Is the Australian real estate market in a bubble?
The Australian real estate market is showing signs of a downturn. Global real estate investors would do well to pay attention before the damage starts to spread.
Real estate markets around the globe have been heating up in recent months, with no immediate signs of slowing down. For homeowners and other property investors, that has been great news. Some have held their positions since before the 2008 economic crisis wiped out trillions of dollars in real estate equity, and are only now recovering from their losses. The booming market isn’t making everyone happy, though.
Many analysts are watching global real estate markets carefully for signs that we may be in yet another real estate bubble. If we are, the global economy might be setting itself up for yet another calamitous fall in the coming months. For nervous investors and homeowners looking to time the market for maximum gain, there’s one nation, in particular, that might serve as a canary in the coal mine–Australia.
A red-hot market
The reason that Australia’s housing market makes for a useful indicator of global market trends is that it has remained hot for the longest sustained period of any large market, there are some growing signs of trouble, and the global market tends to move in cycles.
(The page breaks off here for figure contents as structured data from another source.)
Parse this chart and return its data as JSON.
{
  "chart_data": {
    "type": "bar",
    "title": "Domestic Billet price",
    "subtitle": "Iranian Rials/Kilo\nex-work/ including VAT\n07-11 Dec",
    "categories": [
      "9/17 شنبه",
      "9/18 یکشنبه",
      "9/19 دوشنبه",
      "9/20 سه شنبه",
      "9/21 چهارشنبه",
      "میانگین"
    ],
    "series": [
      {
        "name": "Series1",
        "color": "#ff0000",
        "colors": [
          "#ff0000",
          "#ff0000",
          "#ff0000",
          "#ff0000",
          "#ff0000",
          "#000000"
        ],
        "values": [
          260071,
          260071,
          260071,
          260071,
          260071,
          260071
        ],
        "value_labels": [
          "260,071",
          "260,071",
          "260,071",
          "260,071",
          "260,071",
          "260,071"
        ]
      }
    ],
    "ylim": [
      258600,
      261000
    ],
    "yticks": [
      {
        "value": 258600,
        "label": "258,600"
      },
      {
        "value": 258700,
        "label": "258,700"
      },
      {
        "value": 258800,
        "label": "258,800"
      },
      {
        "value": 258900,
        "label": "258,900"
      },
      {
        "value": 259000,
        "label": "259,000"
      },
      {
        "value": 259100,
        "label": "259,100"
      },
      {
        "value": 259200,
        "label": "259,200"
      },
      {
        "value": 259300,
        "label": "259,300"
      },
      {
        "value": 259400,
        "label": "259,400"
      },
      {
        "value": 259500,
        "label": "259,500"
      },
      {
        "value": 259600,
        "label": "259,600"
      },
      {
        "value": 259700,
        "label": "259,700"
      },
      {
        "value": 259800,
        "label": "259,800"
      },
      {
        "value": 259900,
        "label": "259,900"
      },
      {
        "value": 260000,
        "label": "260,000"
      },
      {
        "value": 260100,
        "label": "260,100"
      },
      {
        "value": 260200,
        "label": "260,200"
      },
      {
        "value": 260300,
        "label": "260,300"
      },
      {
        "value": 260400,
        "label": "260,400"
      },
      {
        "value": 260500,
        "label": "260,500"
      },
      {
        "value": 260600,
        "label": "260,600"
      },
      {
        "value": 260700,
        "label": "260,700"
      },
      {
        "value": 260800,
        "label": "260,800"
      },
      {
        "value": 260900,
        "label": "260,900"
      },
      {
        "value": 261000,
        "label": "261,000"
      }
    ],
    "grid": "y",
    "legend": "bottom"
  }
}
At the time of this writing, the UBS Global Real Estate Bubble Index has Sydney, Australia, listed at a 1.80 risk score, which places it among the highest-risk markets in the world. It has been that way for decades, with the city posting an average real annual price rise of 3.5 percent since 1980. That is the longest sustained growth of any major real estate market globally. Lately, though, there have been some worrisome signs.
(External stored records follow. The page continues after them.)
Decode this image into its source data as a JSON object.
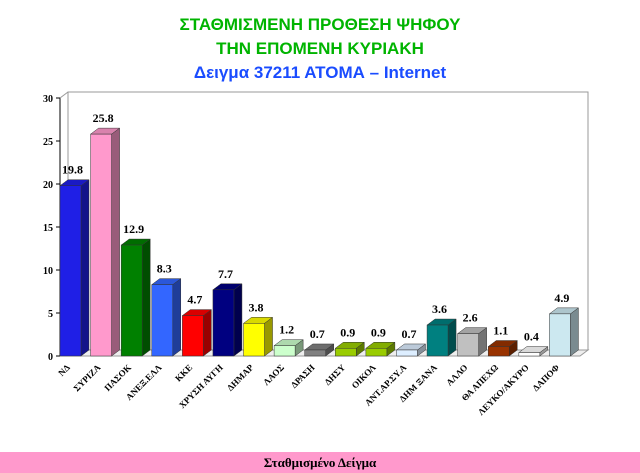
{
  "chart_data": {
    "type": "bar3d",
    "title": "ΣΤΑΘΜΙΣΜΕΝΗ ΠΡΟΘΕΣΗ ΨΗΦΟΥ",
    "subtitle": "ΤΗΝ ΕΠΟΜΕΝΗ ΚΥΡΙΑΚΗ",
    "subtitle2": "Δειγμα 37211 ΑΤΟΜΑ – Internet",
    "footer": "Σταθμισμένο Δείγμα",
    "categories": [
      "ΝΔ",
      "ΣΥΡΙΖΑ",
      "ΠΑΣΟΚ",
      "ΑΝΕΞ.ΕΛΛ",
      "ΚΚΕ",
      "ΧΡΥΣΗ ΑΥΓΗ",
      "ΔΗΜΑΡ",
      "ΛΑΟΣ",
      "ΔΡΑΣΗ",
      "ΔΗΣΥ",
      "ΟΙΚΟΛ",
      "ΑΝΤ.ΑΡ.ΣΥ.Α",
      "ΔΗΜ ΞΑΝΑ",
      "ΑΛΛΟ",
      "ΘΑ ΑΠΕΧΩ",
      "ΛΕΥΚΟ/ΑΚΥΡΟ",
      "ΔΑΠΟΦ"
    ],
    "values": [
      19.8,
      25.8,
      12.9,
      8.3,
      4.7,
      7.7,
      3.8,
      1.2,
      0.7,
      0.9,
      0.9,
      0.7,
      3.6,
      2.6,
      1.1,
      0.4,
      4.9
    ],
    "colors": [
      "#1f1fe6",
      "#ff99cc",
      "#008000",
      "#3366ff",
      "#ff0000",
      "#000080",
      "#ffff00",
      "#ccffcc",
      "#808080",
      "#99cc00",
      "#99cc00",
      "#ddeeff",
      "#008080",
      "#c0c0c0",
      "#993300",
      "#ffffff",
      "#cce8f0"
    ],
    "ylim": [
      0,
      30
    ],
    "yticks": [
      0,
      5,
      10,
      15,
      20,
      25,
      30
    ]
  }
}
In Sydney, much like most of the rest of Australia, home prices seemed to know no other direction but up. Australian real estate agents faced some of the greatest competition for customers, despite the enormous volume of sales that occurred there on a yearly basis. Recently, though, the Sydney real estate market has seen something it’s not accustomed to—falling prices. It seems that foreign investors, a key source of support for the surging market, have been leaving in droves in the past few months. That has left the market to native-born purchasers, who have been constrained by historically low wage growth. It’s also quite concerning that there are signs that banks are loosening mortgage standards to make up for the softening local demand.
A repeat performance
If the conditions in the Australian real estate market sound familiar, they should. They’re an almost perfect duplicate of the conditions in the U.S. real estate market just before the 2008 crash. That comparison should give Australian real estate investors a pause as they consider their positions in the weakening market. For investors in other markets, though, it makes it a good idea to watch the trends taking hold in Australian real estate in the coming months. If a sharp downturn begins, it might just be a portent of a similar wave sweeping across the globe.
There is every reason to believe that a collapse of housing prices in the Australian market will spread well beyond the nation’s borders. An International Monetary Fund study has found a strong correlation in housing prices around the globe, owing to shifting foreign investments from locale to locale. That’s the same effect that Australia’s market is feeling right now, as foreign investors look for greener pastures. It was also the reason for a dramatic rise, and then a fall of real estate values across several Canadian markets in previous years.
Right now, foreign investment is surging in the U.S. real estate market, too. When foreign investments dry up there, the global economy will be at another crossroads. To avoid the precipitous fall that will accompany that shift, pay attention to the alarm bells that may soon be ringing out across the Australian real estate market – and get out while you can.
DISCLAIMER: This article expresses my own ideas and opinions. Any information I have shared are from sources that I believe to be reliable and accurate. I did not receive any financial compensation in writing this post, nor do I own any shares in any company I’ve mentioned. I encourage any reader to do their own diligent research first before making any investment decisions.